Pinky stared in open-mouthed astonishment. He grinned shakily and said, "What's my move, Pete? Go back with you or skidoo?"

"Neither," Madrid said, speaking for the first time. He raised the gun again, and Pinky understood.

"Pete ... wait...."

"So long, cowboy," Madrid said as he pulled the trigger.

He drew the extra gun from his coat pocket, fired it in the air, and tossed it to the ground near Pinky. Dismounting he recovered Willie's gun, fired it twice, and dropped it near Willie. In the saddle again, he led the horses up and down the road past the bodies several times to assure a hopeless confusion of tracks. He then rounded the bend, left the road and headed through the forest toward Tunneltown. It wouldn't do to be seen on the road.

As soon as he was out of sight, Muckamuck Charlie emerged from the trees, leading his horse. He walked round the bend and, having heard the shots, was not surprised by what he found there. Mumbling to himself, he bent over each man and assured himself they were all dead.

Lifting Willie's body under the arms, he dragged it to the side of the road and straightened it out so it looked comfortable.

"You were a _tyee_ among them," he said in Yakima.
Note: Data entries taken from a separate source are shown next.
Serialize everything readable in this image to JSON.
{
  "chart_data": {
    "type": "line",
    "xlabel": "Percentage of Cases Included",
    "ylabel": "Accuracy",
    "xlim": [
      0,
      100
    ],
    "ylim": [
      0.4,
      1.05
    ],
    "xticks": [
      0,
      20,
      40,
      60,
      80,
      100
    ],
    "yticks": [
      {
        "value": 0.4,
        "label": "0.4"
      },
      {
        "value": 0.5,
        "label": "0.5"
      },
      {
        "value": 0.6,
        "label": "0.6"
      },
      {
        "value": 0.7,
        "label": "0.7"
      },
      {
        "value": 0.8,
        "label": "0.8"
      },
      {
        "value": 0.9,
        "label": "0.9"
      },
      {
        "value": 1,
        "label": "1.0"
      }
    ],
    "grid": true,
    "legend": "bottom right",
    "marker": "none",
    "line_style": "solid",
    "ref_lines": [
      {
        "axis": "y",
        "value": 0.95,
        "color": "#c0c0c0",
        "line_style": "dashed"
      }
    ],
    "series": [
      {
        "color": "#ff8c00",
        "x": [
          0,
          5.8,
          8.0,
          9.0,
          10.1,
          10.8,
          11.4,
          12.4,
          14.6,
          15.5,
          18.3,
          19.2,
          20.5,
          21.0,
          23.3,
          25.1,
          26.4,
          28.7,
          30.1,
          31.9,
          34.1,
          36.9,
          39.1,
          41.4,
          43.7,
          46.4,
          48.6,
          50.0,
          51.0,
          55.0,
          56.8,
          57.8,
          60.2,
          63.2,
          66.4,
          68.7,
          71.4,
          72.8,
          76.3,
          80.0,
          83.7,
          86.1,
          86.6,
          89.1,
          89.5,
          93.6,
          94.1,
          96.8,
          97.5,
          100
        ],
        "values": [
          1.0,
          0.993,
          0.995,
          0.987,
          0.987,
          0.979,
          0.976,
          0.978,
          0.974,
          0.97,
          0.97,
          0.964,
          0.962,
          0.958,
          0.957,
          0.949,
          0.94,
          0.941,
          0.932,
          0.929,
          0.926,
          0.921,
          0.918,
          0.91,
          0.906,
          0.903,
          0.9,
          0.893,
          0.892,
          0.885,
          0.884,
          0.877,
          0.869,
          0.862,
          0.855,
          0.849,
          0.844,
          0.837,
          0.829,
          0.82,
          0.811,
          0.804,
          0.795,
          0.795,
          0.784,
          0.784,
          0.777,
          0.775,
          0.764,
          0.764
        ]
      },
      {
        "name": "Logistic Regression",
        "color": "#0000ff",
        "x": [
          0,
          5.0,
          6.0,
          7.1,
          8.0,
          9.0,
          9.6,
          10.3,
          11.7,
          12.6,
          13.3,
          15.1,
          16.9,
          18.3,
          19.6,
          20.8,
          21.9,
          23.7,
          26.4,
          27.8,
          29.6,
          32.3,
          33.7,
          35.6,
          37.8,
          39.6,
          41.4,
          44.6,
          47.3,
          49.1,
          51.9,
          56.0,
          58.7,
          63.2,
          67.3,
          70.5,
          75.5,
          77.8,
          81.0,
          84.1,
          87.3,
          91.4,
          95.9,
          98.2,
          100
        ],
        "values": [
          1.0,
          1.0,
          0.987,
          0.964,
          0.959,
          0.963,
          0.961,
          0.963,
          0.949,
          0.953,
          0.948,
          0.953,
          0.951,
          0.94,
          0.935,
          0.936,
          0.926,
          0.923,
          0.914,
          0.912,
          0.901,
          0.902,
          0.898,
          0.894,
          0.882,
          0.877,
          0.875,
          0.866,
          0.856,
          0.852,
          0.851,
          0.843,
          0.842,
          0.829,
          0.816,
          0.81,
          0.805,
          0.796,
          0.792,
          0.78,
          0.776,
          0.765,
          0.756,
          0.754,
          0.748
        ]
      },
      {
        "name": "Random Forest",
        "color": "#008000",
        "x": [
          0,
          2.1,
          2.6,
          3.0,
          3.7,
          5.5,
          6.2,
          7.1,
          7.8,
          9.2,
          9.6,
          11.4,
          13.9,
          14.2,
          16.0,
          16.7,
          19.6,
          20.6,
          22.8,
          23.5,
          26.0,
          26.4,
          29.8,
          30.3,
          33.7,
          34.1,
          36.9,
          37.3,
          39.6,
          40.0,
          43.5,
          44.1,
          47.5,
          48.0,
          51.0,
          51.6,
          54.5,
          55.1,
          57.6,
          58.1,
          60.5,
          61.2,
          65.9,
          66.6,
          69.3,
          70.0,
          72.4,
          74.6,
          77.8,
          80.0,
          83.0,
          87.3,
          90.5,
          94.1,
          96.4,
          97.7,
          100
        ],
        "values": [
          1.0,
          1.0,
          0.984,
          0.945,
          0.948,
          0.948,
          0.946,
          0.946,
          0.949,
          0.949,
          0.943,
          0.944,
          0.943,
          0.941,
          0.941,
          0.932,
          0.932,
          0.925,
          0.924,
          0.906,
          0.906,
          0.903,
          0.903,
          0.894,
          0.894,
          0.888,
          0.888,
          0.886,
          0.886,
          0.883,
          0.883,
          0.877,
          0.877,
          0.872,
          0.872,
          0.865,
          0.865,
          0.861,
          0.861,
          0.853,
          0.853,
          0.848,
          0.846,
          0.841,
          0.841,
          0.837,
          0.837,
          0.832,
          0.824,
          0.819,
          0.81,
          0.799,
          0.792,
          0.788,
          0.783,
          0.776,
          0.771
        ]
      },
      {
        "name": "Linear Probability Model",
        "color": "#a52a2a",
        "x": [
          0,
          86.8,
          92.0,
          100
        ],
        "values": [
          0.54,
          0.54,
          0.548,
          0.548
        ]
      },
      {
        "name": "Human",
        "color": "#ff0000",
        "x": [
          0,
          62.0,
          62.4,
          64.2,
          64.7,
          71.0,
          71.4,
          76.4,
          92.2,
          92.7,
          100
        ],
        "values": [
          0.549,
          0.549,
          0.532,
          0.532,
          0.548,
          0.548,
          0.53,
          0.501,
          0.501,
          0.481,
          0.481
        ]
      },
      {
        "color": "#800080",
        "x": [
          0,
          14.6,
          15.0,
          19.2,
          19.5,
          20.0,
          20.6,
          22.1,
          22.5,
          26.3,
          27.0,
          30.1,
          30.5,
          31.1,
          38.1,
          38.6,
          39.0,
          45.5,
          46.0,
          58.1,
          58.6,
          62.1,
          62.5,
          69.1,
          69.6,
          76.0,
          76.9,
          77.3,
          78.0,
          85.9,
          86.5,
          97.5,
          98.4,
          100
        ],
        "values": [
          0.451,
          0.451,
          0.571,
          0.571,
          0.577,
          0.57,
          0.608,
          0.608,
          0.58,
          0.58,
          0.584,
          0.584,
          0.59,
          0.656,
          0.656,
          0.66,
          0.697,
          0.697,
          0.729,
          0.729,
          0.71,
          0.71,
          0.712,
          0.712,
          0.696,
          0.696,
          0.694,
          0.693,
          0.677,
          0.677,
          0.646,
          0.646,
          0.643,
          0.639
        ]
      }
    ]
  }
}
He climbed on his horse thinking that it was a bad business for an Indian to get mixed up in white men's quarrels. He knew of only one white man who would believe him when he told what he had seen. Tesno, as far as he knew, was still with the boiler--or maybe on his way to Tunneltown in response to Vickers' message. Charlie headed his horse eastward--toward Ellensburg--and rode away.

* * * * *

Prodding a tired horse, Tesno heard the shots distantly. He kicked the animal into a lope, couldn't hold him there, settled for a wobbly trot. A few minutes later, he met a riderless horse jogging along toward Tunneltown, head held high to keep dragging reins from underfoot. He waved an arm, turning the horse, and hazed it ahead of him. Almost at once, two more horses appeared with empty saddles. With a sense of disaster gnawing at him, he turned these, too.

He had an instant of hope when he first saw Willie stretched out beside the road; but even before he dismounted and knelt beside the boy, this faded. Willie was dead. Mr. Jay and Madrid had planned it. Persia might have stopped it and didn't....

He had seen his share of death; mostly, he had turned away from it with a shrug and maybe a muttered prayer, as a man must. Now he remembered the first he had seen, that of a childhood playmate, how he couldn't believe it, and this was like that. He brushed mud from Willie's face with his fingers; he looked around at the road and the forest and the sky. Willie was gone; but the world that he was a part of went on, and he was not gone. It seemed as if the cloak of Time were lifted momentarily and the illusion of past, present, and future dispelled.

_Nobody ever dies_, he thought. _Everything we are, everything we do, everything we've ever done, good and bad, goes on forever._

This struck him sharply, fleetingly. The cloak fell again, and he was angry.